Bahamian regulators and court officials met this week with the US restructuring team in control of the failed crypto firm FTX in an attempt to resolve part of an unusual legal standoff that has embroiled the company’s bankruptcy case.
(Bloomberg) — Bahamian regulators and court officials met this week with the US restructuring team in control of the failed crypto firm FTX in an attempt to resolve part of an unusual legal standoff that has embroiled the company’s bankruptcy case.
Liquidators appointed by a court in the Bahamas are willing to drop their demand for immediate, online access to FTX systems, as long as they can get certain data stored on the computers, said a US lawyer describing the meeting in court on Friday. American lawyers for FTX have rebuffed Bahamas officials, saying government regulators can’t be trusted with “live” access to the company’s computers.
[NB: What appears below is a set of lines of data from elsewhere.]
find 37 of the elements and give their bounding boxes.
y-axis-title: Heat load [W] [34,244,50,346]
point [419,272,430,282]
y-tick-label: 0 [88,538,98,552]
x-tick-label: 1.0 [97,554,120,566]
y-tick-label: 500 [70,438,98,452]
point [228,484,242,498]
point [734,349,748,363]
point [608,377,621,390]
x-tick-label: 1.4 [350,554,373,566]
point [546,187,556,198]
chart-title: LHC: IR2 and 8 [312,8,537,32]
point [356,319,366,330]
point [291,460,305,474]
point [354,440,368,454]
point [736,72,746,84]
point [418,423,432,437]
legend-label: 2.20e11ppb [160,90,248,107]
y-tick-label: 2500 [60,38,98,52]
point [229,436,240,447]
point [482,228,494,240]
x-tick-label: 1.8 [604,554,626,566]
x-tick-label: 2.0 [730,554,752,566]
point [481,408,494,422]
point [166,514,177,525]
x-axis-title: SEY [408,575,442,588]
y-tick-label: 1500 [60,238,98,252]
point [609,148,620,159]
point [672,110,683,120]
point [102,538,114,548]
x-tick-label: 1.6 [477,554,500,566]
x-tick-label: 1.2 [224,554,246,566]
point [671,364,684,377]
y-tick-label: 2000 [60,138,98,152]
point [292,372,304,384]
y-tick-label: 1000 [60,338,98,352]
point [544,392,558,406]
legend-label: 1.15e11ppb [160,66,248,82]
The issue is one of two legal fights pending in federal court in Wilmington, Delaware, where about 100 FTX units have filed Chapter 11 cases in order to collect as many missing assets as possible to pay creditors owed billions of dollars. The Bahamian liquidators also want US Bankruptcy Judge John Dorsey to recognize the case they filed in the islands’ Supreme Court as the primary restructuring effort. FTX lawyers are fighting that request.
The two sides said they hope to resolve both issues as they continue negotiating.
‘Really Interfering’
The computer access feud “is really interfering with the liquidators’ ability to do their job,” Jason Zakia, a lawyer for the liquidators said during a video court hearing Friday morning. Bahamian liquidators argue they’re entitled to access to the computer network so they can clean up a locally based subsidiary.
The liquidators will accept “static” access to the data for now, Zakia said. In an earlier hearing, FTX lawyer James Bromley had said FTX would only give the Bahamas limited access to information stored on company servers.
Should the two sides fail to cut a deal on data access, Dorsey is scheduled to hold a mini-trial on Jan. 6. The FTX team said it would put on evidence showing that the Bahamas have colluded with FTX founder Sam Bankman-Fried, a charge the Bahamas lawyers deny. Bankman-Fried is under arrest in the Bahamas and faces fraud charges in the US.
The liquidators control a single FTX entity, called FTX Digital, which is being supervised by a court in the Bahamas. The American team controls nearly all the rest of Bankman-Fried’s former empire, which filed for court protection from creditors on Nov. 11. That means most of the assets, wherever they are located, are likely under the authority of Dorsey.
In a court filing Monday, the liquidators demanded that a property-owning unit be dismissed from bankruptcy in Delaware and sold for parts in the Bahamas.
Among other things, they say the real estate should be liquidated in the Bahamas because the unit that owns it has no connection to the US — not even a bank account. They also claim that two signatures were required to put property-holding unit into bankruptcy in the US., but that only Bankman-Fried authorized the filing, so it is illegal.
The case is FTX Trading Ltd., 22-11068, US. Bankruptcy Court for the District of Delaware.